Ce cours s’inscrit dans la ligne générale de l’UE. La région cherche depuis longtemps un moyen de réduire sa dépendance à l'égard de Visa Et MasterCard. Christine Lagarde a déclaré précédemment qu'ils prévoyaient de construire l'euro numérique sur l'infrastructure européenne. L’idée est de conserver les éléments de paiement clés au sein du bloc.
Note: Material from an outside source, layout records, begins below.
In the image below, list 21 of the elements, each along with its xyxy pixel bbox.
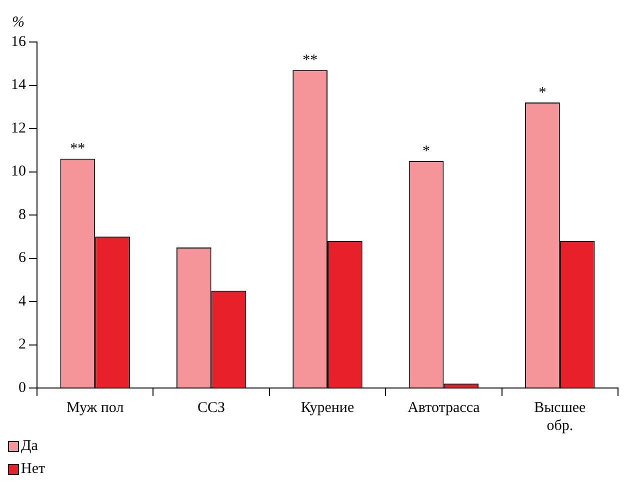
y-axis-title: %: [12, 14, 24, 30]
x-tick-label: Высшее обр.: [534, 400, 586, 434]
legend-label: Да: [21, 438, 38, 455]
x-tick-label: Муж пол: [66, 400, 124, 416]
y-tick-label: 16: [11, 34, 26, 50]
y-tick-label: 12: [11, 120, 26, 136]
annotation: *: [422, 143, 430, 160]
y-tick-label: 8: [18, 206, 26, 223]
y-tick-label: 14: [11, 77, 26, 94]
y-tick-label: 4: [18, 293, 26, 310]
annotation: **: [70, 141, 86, 158]
y-tick-label: 6: [18, 250, 26, 266]
legend-label: Нет: [21, 461, 46, 478]
y-tick-label: 10: [11, 164, 26, 180]
annotation: *: [538, 84, 546, 101]
annotation: **: [302, 52, 318, 69]
x-tick-label: Автотрасса: [408, 400, 480, 416]
x-tick-label: ССЗ: [198, 400, 226, 416]
y-tick-label: 2: [18, 336, 26, 353]
x-tick-label: Курение: [300, 400, 354, 416]
y-tick-label: 0: [18, 380, 26, 396]
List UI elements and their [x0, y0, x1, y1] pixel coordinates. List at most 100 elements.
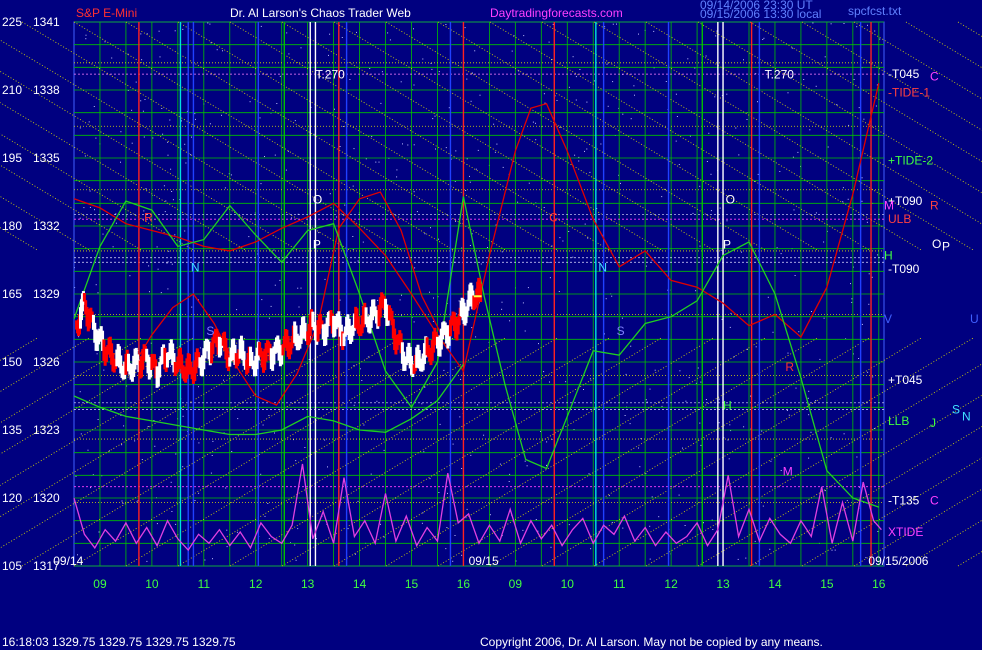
- chart-annotation: H: [723, 399, 732, 413]
- star-dot: [339, 299, 341, 301]
- star-dot: [755, 346, 757, 348]
- star-dot: [730, 312, 732, 314]
- star-dot: [354, 553, 356, 555]
- star-dot: [411, 316, 413, 318]
- star-dot: [396, 176, 398, 178]
- level-label: +TIDE-2: [888, 153, 933, 167]
- star-dot: [140, 33, 142, 35]
- star-dot: [808, 414, 810, 416]
- star-dot: [800, 165, 801, 167]
- star-dot: [604, 26, 606, 28]
- star-dot: [572, 256, 574, 258]
- star-dot: [724, 246, 726, 248]
- star-dot: [221, 114, 222, 116]
- star-dot: [432, 118, 434, 120]
- chart-annotation: R: [785, 360, 794, 374]
- star-dot: [150, 342, 152, 344]
- star-dot: [608, 495, 610, 497]
- date-label: 09/15: [469, 554, 499, 568]
- star-dot: [367, 356, 369, 358]
- star-dot: [532, 121, 534, 123]
- star-dot: [622, 527, 624, 529]
- star-dot: [695, 290, 697, 292]
- star-dot: [843, 23, 845, 24]
- star-dot: [165, 200, 167, 202]
- star-dot: [831, 549, 833, 551]
- star-dot: [146, 560, 148, 562]
- star-dot: [452, 443, 454, 445]
- star-dot: [856, 456, 858, 458]
- star-dot: [606, 63, 608, 65]
- star-dot: [423, 451, 425, 453]
- star-dot: [103, 369, 105, 371]
- star-dot: [123, 425, 125, 427]
- star-dot: [743, 59, 744, 61]
- star-dot: [209, 23, 211, 25]
- star-dot: [369, 68, 371, 69]
- star-dot: [568, 524, 570, 526]
- star-dot: [823, 241, 825, 243]
- star-dot: [371, 135, 373, 137]
- star-dot: [649, 388, 651, 390]
- x-tick-label: 14: [768, 577, 782, 591]
- star-dot: [431, 68, 433, 70]
- star-dot: [274, 432, 275, 434]
- star-dot: [84, 155, 86, 157]
- star-dot: [438, 71, 440, 73]
- x-tick-label: 13: [716, 577, 730, 591]
- star-dot: [633, 85, 635, 87]
- star-dot: [152, 137, 154, 139]
- star-dot: [383, 536, 385, 538]
- x-tick-label: 16: [457, 577, 471, 591]
- star-dot: [294, 120, 296, 122]
- star-dot: [79, 127, 81, 129]
- star-dot: [856, 26, 858, 28]
- star-dot: [607, 105, 609, 107]
- star-dot: [297, 528, 299, 530]
- site-link[interactable]: Daytradingforecasts.com: [490, 6, 623, 20]
- star-dot: [549, 277, 551, 279]
- star-dot: [874, 30, 876, 32]
- star-dot: [786, 410, 788, 411]
- star-dot: [667, 289, 669, 291]
- chart-annotation: N: [191, 260, 200, 274]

L’idée d’un euro numérique a été introduite pour la première fois en juin 2023. Mais ensuite, tout s’est compliqué. Dans certains pays, dont l’Allemagne, la question se résumait à la position des autorités nationales et à la coordination au niveau européen. En décembre, plusieurs pays ont soutenu l'initiative, et ensuite la pression sur les législateurs s'est sensiblement accrue.
Le chef de la BCE appelle à une monnaie de banque centrale tokenisée
Christine Lagarde a déclaré que l’UE devait compléter les espèces par un euro numérique. Selon elle, la monnaie ordinaire est de moins en moins adaptée aux paiements numériques et sa part dans les paiements quotidiens diminue progressivement.
Elle estime que l’euro numérique peut devenir un outil universel de paiement en ligne dans toute l’UE. Dans le même temps, le projet doit garantir un haut niveau de confidentialité. BCEselon elle, n'aura pas accès aux données personnelles des utilisateurs.
Lagarde a souligné que les entreprises en bénéficieraient également. L’euro numérique a le potentiel de réduire les frais pour les commerçants et de simplifier le travail des prestataires de paiement européens. Cela permettra également d'élargir leurs capacités au sein du marché commun.
Chapitre séparé BCE a appelé les législateurs à soutenir l’émission de monnaie de banque centrale symbolisée. Elle estime que cela est important pour créer un écosystème numérique européen unifié. Il doit reposer sur un actif en euros fiable émis au sein de l’UE.
Lagarde a également noté que l'initiative numérique devrait permettre des paiements de gros basés sur DLT directement en monnaie de banque centrale. Selon elle, le projet Pontes présentera la solution technique au troisième trimestre 2026.
Elle a également évoqué le projet Appie. Sa mission est de construire dès le début un marché européen intégré pour les actifs virtuels.